1. ## Series

1.) find the series' radius and interval of convergence. for what values of x does the series converge absolutely and conditionally?

Σ [(3^n)(x^n)] / (n!)
n=0

2.) find the sum of the series by expressing 1/ (1-x) as a geometric series

Σ (n^2)/(2^n)
n=0

2. A handy test in this area is the n-th root test: given a series $\sum_n a_n$, for which the sequence $a_n^{1/n}$ tends to a limit $\ell$, the series is convergent if $\ell < 1$ and divergent if $\ell > 1$. (In the case $\ell=1$, the test gives no information.)

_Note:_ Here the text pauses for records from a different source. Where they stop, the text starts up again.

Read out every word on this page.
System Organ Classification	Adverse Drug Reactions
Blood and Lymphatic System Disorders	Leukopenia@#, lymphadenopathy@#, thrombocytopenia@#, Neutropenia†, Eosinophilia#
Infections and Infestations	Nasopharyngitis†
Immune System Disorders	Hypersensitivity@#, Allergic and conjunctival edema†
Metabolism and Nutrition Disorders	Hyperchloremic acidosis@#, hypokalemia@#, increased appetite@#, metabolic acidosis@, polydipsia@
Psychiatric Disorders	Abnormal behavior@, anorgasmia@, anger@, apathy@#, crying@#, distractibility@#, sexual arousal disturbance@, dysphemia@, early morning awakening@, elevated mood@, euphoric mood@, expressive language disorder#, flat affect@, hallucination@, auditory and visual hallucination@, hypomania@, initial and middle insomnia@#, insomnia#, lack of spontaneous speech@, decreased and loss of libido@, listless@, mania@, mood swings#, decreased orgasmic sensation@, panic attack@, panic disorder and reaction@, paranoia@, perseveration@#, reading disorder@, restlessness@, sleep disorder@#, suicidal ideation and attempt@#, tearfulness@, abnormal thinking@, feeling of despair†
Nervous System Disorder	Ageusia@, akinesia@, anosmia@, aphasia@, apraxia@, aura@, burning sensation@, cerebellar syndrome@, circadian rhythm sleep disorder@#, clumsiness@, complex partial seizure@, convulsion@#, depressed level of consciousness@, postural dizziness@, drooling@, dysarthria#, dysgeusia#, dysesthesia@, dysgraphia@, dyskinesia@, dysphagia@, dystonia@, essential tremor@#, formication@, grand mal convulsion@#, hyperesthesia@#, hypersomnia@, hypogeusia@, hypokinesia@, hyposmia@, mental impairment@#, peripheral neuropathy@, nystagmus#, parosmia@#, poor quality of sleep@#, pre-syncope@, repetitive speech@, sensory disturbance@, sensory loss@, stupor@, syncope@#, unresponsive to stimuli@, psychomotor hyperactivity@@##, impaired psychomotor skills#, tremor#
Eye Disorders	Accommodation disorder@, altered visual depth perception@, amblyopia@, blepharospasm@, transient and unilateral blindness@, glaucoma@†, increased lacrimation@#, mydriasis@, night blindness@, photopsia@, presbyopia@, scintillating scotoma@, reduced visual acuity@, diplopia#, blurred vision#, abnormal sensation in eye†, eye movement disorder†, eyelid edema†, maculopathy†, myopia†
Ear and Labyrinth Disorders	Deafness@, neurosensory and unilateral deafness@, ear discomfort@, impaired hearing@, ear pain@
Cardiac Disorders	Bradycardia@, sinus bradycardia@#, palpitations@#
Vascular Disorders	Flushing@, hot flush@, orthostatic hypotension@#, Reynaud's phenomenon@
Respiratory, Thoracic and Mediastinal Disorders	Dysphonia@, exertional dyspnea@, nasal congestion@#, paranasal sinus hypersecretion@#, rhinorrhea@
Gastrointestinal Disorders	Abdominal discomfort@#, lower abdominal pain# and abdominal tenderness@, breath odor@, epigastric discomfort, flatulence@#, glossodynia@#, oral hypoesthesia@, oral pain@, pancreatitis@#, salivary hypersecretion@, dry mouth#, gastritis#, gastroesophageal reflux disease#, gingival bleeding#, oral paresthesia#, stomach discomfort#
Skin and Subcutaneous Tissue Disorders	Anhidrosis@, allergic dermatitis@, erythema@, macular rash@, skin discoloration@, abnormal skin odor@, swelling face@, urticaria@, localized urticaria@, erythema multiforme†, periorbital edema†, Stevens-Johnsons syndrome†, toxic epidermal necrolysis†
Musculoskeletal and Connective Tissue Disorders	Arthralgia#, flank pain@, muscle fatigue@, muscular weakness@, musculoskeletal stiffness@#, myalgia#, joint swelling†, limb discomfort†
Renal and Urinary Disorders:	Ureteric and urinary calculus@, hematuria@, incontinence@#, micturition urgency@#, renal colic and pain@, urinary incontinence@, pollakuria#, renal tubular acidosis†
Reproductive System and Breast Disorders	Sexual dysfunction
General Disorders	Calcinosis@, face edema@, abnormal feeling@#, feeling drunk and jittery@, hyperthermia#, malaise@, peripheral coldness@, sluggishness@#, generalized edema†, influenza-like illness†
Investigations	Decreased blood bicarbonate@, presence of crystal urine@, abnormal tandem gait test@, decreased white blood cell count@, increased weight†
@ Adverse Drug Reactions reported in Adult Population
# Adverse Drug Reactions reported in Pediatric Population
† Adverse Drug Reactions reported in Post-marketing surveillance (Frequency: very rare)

Applied to your series (1), we see that $(3^n x^n / n!)^{1/n} = 3x/(n!)^{1/n}$ and it isn't too hard to show that $(n!)^{1/n} \rightarrow \infty$. Hence the limit $\ell = 0$ and the series is convergent for any value of x.

For your series (2) a useful trick is to regard it as a special value of a function $f(x) = \sum_n n^2 x^n$, evaluated at $x=1/2$. We start with $1/(1-x) = \sum_n x^n$ and differentiate to get $1/(1-x)^2 = \sum_n n x^{n-1}$. Multiply by x and differentiate again to find f.